When the New York Rangers traded Brady Skjei, they did so with an eye on the future. Skjei’s $5.25 million cap hit may have posed a problem this offseason as the Blueshirts look to bolster the roster and/or extend some key RFAs. That is good planning. The downside is that it left a hole on the left side.
As discussed on the Live From The Blue Seats podcast on Monday, Skjei, no matter your personal opinion of him, was a minutes eater who had decent chemistry with Jacob Trouba on the top pair. It wasn’t perfect. They weren’t a league best top pair, but they got the job done, playing 20+ minutes a night. Since the trade, Skjei has been replaced by Brendan Smith.
Charts from chartinghockey.ca.
Suffice it to say, all three left defenders have been struggling. Only Ryan Lindgren is holding his own. Marc Staal has been bad, and the pairing with Tony DeAngelo isn’t saving him anymore. Brendan Smith only has a few games under his belt on defense, so most of his line can be ignored. Worth noting that he is trending up since the trade deadline.
So how do the Rangers optimize this disaster?
Change up the pairs
This is the easiest route to go. Clearly what the Rangers have now isn’t working anymore. While you can expect Lindgren to rebound based on his prior performance with Adam Fox, the other two pairs are suffering greatly. It’s a question about balance or top-heavy. At this juncture, given the depth and quality of their opponents going forward, depth may be the best option.
Lindgren, clearly the best LD right now, might be able to hold his own with Trouba on the top pair. If that’s the case, then maybe DeAngelo functions better with Smith on his side. Smith is clearly a better option than Staal.
That leaves Fox and Staal. Fox is the best defenseman on the team right now, so if there’s anyone that can carry Staal, it’s him.
Move a LD to the right side
I’ve been beating this drum all year. The purpose of moving someone to the left side is two-fold – it gets your better players more ice time, and it puts more offensive minded players in a better position to provide more offense. The forehand is in the middle of the ice, instead of up the boards, opening up sight lines and better passing angles.

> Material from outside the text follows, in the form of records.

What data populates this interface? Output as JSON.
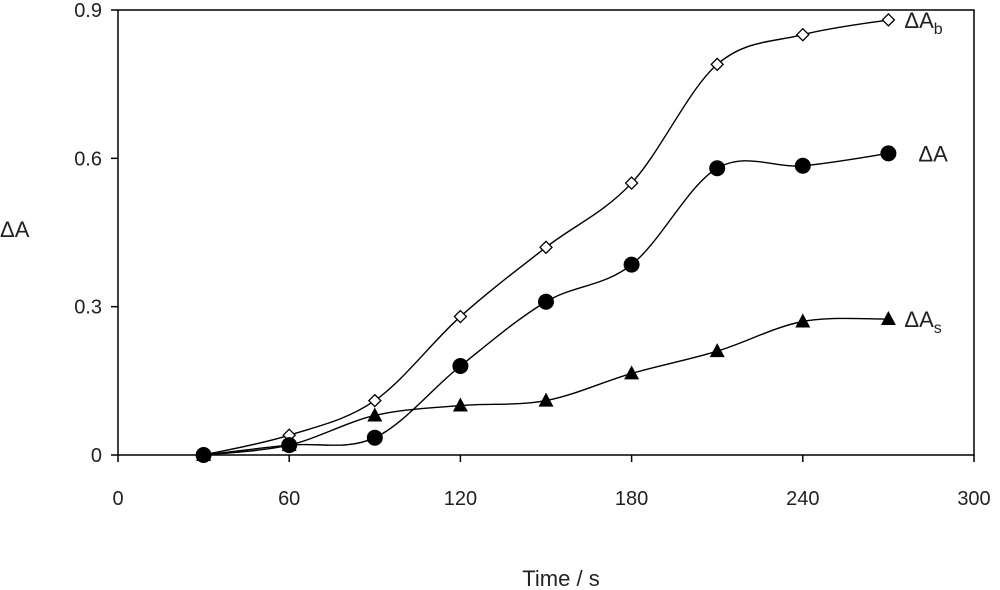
{
  "chart_data": {
    "type": "line",
    "xlabel": "Time / s",
    "ylabel": "ΔA",
    "xlim": [
      0,
      300
    ],
    "ylim": [
      0,
      0.9
    ],
    "xticks": [
      "0",
      "60",
      "120",
      "180",
      "240",
      "300"
    ],
    "yticks": [
      "0",
      "0.3",
      "0.6",
      "0.9"
    ],
    "grid": false,
    "legend": "end-of-line labels",
    "series": [
      {
        "name": "ΔAb",
        "label_main": "ΔA",
        "label_sub": "b",
        "marker": "diamond-open",
        "x": [
          30,
          60,
          90,
          120,
          150,
          180,
          210,
          240,
          270
        ],
        "y": [
          0.0,
          0.04,
          0.11,
          0.28,
          0.42,
          0.55,
          0.79,
          0.85,
          0.88
        ]
      },
      {
        "name": "ΔA",
        "label_main": "ΔA",
        "label_sub": "",
        "marker": "circle-filled",
        "x": [
          30,
          60,
          90,
          120,
          150,
          180,
          210,
          240,
          270
        ],
        "y": [
          0.0,
          0.02,
          0.035,
          0.18,
          0.31,
          0.385,
          0.58,
          0.585,
          0.61
        ]
      },
      {
        "name": "ΔAs",
        "label_main": "ΔA",
        "label_sub": "s",
        "marker": "triangle-filled",
        "x": [
          30,
          60,
          90,
          120,
          150,
          180,
          210,
          240,
          270
        ],
        "y": [
          0.0,
          0.02,
          0.08,
          0.1,
          0.11,
          0.165,
          0.21,
          0.27,
          0.275
        ]
      }
    ]
  }
}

There are really only two choices here, Fox or DeAngelo. Given Trouba’s propensity to stay at the blue line to unleash his slap shot, either one fits with him on the top pair. Trouba is also more likely to be back on defense, meaning he can likely cover a little bit if someone is caught. That is what brings me to DeAngelo. But again, either works here.
That would leave DeAngelo-Trouba, Staal-Fox, Lindgren-Smith for the time being. Of course, this is because you likely want to avoid a Staal-Smith pairing. Again, not perfect, but at the very least better than what has been out there the past two weeks.